Email correspondence: Sai to Office for Statistics Regulation (13 December 2024)
Dear OSR,
I respectfully request that you review the methodology of data published by the MoJ Justice Data Lab, for a. failure to conduct multiple comparisons correction (MCC) / account for family-wise error (FWE), and b. possible p-hacking by failure to disclose all considered comparisons (e.g. ones that were unfavourable).
As background, I refer you to the classic and concise paper by Bennett, Miller, & Wolford (PDF), Neural correlates of interspecies perspective taking in the post-mortem Atlantic Salmon: An argument for multiple comparisons correction, 47 Neuroimage S125 (2009) – https://www.psychology.mcmaster.ca/bennett/psy710/readings/BennettDeadSalmon.pdf
By way of example, I direct your attention to the recent publication MoJ official statistics publication of Justice data lab statistics: April 2024 (https://www.gov.uk/government/statistics/justice-data-lab-statistics-april-2024), such as in particular its HMPPS CFO report (https://assets.publishing.service.gov.uk/media/66602fffdc15efdddf1a8756/HMPPS_CFO_JDL_Report.pdf). See also its general annex (https://assets.publishing.service.gov.uk/media/6628f8683b0122a378a7e5a0/Justice_Data_Lab_general_annex.pdf).
The report states at the bottom “Our statistical practice is regulated by the Office for Statistics Regulation (OSR).”
It lists 59 p-values, claiming that p-values of <0.05 (of which 26 are listed) are “significant”.

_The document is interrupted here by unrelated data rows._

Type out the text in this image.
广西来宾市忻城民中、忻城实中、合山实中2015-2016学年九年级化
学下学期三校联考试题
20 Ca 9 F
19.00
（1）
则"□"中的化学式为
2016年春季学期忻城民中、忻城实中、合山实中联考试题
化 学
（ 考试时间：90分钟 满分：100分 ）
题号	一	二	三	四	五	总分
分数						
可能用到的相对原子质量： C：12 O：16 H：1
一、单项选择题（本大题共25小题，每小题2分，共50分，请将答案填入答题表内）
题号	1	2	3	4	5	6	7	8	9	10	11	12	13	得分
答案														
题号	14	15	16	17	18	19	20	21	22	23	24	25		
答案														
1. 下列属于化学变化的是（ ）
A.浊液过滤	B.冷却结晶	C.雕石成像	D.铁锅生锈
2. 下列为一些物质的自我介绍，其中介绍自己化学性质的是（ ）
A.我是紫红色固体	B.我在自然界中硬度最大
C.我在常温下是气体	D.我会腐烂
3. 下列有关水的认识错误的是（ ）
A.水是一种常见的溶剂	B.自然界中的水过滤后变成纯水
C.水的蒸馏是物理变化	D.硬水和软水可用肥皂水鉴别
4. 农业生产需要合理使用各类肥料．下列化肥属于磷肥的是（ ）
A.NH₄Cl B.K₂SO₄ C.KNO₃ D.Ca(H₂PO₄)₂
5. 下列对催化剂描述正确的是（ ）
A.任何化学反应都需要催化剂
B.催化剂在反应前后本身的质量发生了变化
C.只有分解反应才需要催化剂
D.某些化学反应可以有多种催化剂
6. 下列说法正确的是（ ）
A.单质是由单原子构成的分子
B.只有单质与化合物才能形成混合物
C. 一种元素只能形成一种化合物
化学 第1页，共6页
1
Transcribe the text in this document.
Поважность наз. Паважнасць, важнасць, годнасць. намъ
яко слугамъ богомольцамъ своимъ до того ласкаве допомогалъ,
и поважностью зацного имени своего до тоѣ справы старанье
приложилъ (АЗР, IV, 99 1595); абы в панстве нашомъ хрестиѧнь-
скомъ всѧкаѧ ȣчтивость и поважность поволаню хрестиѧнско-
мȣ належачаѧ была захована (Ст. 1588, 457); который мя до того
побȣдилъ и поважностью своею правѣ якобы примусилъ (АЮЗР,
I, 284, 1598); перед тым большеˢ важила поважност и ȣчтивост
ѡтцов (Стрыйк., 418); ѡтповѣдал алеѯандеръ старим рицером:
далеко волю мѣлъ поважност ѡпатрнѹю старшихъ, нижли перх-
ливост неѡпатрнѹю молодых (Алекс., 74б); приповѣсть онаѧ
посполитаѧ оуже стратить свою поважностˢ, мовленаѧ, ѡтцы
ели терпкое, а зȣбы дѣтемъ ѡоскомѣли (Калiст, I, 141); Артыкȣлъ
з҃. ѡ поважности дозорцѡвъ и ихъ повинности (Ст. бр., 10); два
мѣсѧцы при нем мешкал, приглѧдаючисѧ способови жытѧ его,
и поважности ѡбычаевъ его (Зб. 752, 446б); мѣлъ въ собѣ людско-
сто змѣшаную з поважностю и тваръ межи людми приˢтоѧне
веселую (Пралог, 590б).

Neither the report nor general annex makes any mention of MCC, nor of how many (if any) potential comparisons are evaluated but not published.
Supposing generously that there were no unpublished values — contrary to the annex, which suggests 14 measures are considered, multiplied by any number of possible comparison groups — one would expect, by chance alone, that some of those 26 ‘significant’ p-values are actually not. At minimum, the 8 listed p-values of >= 0.01 could not have been statistically significant (though they are claimed to be) — the 59-way Bonferroni-corrected threshold for MCC-adjusted p<0.05 would p<0.00085, and even a very lenient FWE correction method for 59 comparisons would not be at 0.01. There were not enough significant figures for listed p<0.01 to assess whether the others were also bogus, but considering the failure mode, it seems very likely that most of those supposed p<0.01 results were (after MCC) statistically insignificant.
All of Justice Data Lab’s published statistics and reports have the same methodological problems. See: https://www.gov.uk/government/collections/justice-data-lab-pilot-statistics.
I respectfully submit that these are examples of clearly incorrect methods, resulting in claims of programme effects that are not trustworthy, contrary to OSR Code of Practice Q2.1, Q2.3, Q2.4, Q3.1, & V3.2. Given this very serious methodological failure, is impossible to tell what programmes (if any) are actually effective, or how effective they are — perhaps some are; the published reports are inadequate to show either way — but false claims of efficacy fundamentally undermine MoJ’s (and other official statisticians’) credibility and lead the reader to question all other claims made.
I request that you please review MoJ’s statistical methods, publications, and underlying data, and — should you agree that they are faulty — require them to retract any published claims of statistical significance that are not actually justified and publish corrected statistics (including all considered but unpublished values).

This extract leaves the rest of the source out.